CTEs And Window Functions

I am a big fan of code readability, but being a fan and expecting the code I write to be readable are two different things. Readable code is easier to understand and much more straightforward to grasp.

One significant difference I find while comparing readable and unreadable code, apart from the obvious, is how many different variables I have to hold in my head at a time while I try to grapple my head around it. If this task is simple, I believe that this is not because of some random act of brilliance but due to careful code construction.

CTEs helps achieve this by its ability to separate data into independent logical entities according to the context of the query.

WITH popular_posts 
     AS (SELECT id, 
                title, 
                body 
         FROM   posts 
         WHERE  posts.upvote > 5) 
SELECT * 
FROM   popular_posts; 
popular_posts: any post with 6 or more upvotes

A random use case.  

Let's look at a random use case and check how the query performance and readability can be improved. For a particular report in our e-commerce app, we were querying for each item’s latest n review-comments, in our case, we can set n = 2.

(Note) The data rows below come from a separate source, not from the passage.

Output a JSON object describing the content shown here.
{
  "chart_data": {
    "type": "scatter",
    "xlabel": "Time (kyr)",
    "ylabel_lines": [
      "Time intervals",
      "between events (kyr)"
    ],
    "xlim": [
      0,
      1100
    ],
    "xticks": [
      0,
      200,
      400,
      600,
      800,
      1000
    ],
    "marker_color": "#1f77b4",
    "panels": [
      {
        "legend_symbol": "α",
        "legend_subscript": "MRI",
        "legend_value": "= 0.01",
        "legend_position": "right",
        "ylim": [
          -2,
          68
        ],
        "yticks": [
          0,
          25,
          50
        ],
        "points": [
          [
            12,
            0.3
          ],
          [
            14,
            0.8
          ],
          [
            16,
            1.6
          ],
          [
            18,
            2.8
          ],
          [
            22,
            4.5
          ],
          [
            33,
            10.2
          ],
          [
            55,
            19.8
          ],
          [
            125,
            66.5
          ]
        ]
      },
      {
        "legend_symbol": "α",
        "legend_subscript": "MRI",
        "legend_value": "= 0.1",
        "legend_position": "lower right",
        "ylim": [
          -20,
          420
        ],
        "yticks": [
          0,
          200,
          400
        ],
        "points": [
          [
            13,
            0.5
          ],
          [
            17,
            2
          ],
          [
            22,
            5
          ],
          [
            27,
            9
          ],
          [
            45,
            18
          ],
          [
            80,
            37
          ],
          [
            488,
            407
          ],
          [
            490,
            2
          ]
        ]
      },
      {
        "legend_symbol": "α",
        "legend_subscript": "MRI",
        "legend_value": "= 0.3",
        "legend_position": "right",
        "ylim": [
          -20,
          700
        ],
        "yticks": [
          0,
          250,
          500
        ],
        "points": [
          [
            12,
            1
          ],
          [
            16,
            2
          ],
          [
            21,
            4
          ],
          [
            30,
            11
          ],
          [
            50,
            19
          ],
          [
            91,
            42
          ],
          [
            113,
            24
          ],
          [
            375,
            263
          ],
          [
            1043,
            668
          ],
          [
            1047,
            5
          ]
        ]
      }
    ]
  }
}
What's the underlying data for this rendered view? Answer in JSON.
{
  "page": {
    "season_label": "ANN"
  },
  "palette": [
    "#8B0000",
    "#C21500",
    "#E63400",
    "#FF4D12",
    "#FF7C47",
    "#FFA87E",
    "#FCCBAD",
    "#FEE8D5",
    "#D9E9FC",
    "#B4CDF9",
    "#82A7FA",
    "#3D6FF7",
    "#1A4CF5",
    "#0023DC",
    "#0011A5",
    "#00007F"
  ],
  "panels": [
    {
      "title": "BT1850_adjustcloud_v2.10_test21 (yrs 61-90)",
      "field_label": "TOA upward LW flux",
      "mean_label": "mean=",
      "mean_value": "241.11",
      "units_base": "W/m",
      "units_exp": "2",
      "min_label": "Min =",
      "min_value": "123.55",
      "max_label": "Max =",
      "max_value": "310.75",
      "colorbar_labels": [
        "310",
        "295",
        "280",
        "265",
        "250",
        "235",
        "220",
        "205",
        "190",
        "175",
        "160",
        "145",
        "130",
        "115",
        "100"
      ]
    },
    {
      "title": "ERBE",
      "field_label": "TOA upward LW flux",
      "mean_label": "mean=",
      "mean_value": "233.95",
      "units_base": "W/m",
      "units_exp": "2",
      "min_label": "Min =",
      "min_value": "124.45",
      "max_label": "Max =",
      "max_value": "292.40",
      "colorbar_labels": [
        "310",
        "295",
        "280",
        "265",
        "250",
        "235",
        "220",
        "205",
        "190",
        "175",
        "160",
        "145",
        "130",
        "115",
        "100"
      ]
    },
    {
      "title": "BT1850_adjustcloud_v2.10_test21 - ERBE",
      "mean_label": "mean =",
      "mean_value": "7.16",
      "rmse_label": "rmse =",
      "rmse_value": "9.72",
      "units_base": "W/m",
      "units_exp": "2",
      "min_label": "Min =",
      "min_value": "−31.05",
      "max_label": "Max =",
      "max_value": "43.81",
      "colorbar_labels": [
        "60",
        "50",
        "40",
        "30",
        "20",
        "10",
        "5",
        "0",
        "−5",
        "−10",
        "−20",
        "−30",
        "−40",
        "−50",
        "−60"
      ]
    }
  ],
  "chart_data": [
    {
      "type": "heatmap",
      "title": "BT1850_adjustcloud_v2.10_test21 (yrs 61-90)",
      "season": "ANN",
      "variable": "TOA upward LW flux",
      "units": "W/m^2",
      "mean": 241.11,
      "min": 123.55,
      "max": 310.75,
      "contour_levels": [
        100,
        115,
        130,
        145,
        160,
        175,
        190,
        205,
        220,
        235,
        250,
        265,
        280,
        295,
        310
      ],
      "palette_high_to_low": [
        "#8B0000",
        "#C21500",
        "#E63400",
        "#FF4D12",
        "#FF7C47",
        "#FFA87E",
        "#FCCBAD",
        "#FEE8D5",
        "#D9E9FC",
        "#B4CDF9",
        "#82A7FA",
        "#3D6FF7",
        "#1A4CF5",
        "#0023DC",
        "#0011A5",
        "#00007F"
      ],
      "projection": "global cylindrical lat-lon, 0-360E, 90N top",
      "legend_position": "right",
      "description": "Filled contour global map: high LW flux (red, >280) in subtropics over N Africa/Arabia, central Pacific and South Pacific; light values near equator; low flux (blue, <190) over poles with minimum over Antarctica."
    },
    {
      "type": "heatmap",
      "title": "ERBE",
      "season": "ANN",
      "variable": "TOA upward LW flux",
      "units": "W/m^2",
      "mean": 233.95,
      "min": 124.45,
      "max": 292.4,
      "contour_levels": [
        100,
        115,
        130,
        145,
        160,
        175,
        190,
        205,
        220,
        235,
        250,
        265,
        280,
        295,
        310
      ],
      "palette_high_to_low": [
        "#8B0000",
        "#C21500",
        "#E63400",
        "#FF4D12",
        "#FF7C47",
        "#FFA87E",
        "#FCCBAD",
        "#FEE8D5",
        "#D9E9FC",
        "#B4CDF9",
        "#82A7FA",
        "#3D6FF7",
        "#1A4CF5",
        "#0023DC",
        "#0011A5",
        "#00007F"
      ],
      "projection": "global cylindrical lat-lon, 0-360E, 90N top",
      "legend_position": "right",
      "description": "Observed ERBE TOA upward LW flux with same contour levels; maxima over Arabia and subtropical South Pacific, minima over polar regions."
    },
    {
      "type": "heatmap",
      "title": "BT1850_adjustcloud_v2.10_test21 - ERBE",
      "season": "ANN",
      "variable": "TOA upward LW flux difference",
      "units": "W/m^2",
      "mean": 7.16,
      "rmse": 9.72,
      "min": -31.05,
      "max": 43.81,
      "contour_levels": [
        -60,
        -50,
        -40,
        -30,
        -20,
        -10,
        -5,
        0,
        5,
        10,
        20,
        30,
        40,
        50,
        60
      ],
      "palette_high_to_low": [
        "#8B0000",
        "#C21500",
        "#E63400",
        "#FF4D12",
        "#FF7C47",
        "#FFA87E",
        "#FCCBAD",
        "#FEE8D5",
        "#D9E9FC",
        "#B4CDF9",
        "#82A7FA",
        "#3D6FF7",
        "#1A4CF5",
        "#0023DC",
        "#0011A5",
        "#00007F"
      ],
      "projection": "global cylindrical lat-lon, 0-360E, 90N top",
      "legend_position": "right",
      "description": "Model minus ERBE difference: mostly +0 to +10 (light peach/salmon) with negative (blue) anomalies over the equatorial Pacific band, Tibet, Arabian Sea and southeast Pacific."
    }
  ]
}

For the first iteration, we can write a simple join and then filter that in our application language (Ruby, Go, PHP etc.)

SELECT items.id             AS item_id, 
       review_comments.id   AS comment_id, 
       review_comments.body AS comment_body
FROM   items 
       LEFT OUTER JOIN review_comments 
                    ON items.id = review_comments.item_id; 
a join table: item and its review comments

For an e-commerce system like Amazon, this is not going to scale since the sheer number of items and the associated review comments are guaranteed to bog down the dbms.

Lets introduce a Window Function

In general, a Window Function, is a mathematical function that is zero valued outside of some interval. In case of SQL engines, they operate on rows that are related to the current row, in our case, this can be the item_id. All rows of the join that has a common item_id acts as a partition over which the window function acts.

We rewrite our query to do the following:

  • Window function should operate on a partition of same item_ids
  • Each of these partitions should be ordered by created time stamp of review_comment.
  • Select only the top two from each partition
SELECT 
  item_id, 
  comment_id, 
  comment_body 
FROM 
  (
    SELECT 
      items.id AS item_id, 
      review_comments.id AS comment_id, 
      review_comments.body AS comment_body, 
      Row_number() OVER(
        partition BY item_id 
        ORDER BY 
          review_comments.created_at DESC
      ) AS comment_row_number, 
    FROM 
      items 
      LEFT OUTER JOIN review_comments ON items.id = review_comments.item_id
  ) AS items_ranked_by_comments 
WHERE 
  comment_row_number < 3;

/* Result:
+----------+------------+--------------------+
|  item_id | comment_id |    comment_body    |
+----------+------------+--------------------+
|      900 |       8789 | This product is..  |
|      900 |      12301 | Fantastic produ..  |
|     1200 |      13466 | Great to see cu..  |
|     1200 |      19023 |                    | 
|       .. |         .. |                ..  |
+----------+------------+--------------------+
*/
item with at-least two review comments 

The sub-query is resulting in a full join table, but now we have comment_row_number field to let us know that the newest review_comment has a value of 1. All we need to do now is to filter using that column.

We have used row_number() function from PostgreSQL as the window function here. According to the docs, any built-in or user-defined aggregate function can be used as a window function.

Putting It All Together

Even though we have our answer, our query has become pretty hard to read. We can get better readability by introducing a Common Table Expression.

WITH items_ranked_by_comments AS (
  SELECT 
    items.id AS item_id, 
    review_comments.id AS comment_id, 
    review_comments.body AS comment_body, 
    Row_number() OVER(
      partition BY item_id 
      ORDER BY 
        review_comments.created_at DESC
    ) AS comment_row_number, 
  FROM 
    items 
    LEFT OUTER JOIN review_comments ON items.id = review_comments.item_id
) 
SELECT 
  item_id, 
  comment_id, 
  comment_body 
FROM 
  items_ranked_by_comments 
WHERE 
  comment_row_number < 3;
CTE implementation of item with at-least 2 review comments.

Well, that is it folks. We have put together two concepts, readability and performance to create something which is the best of both worlds.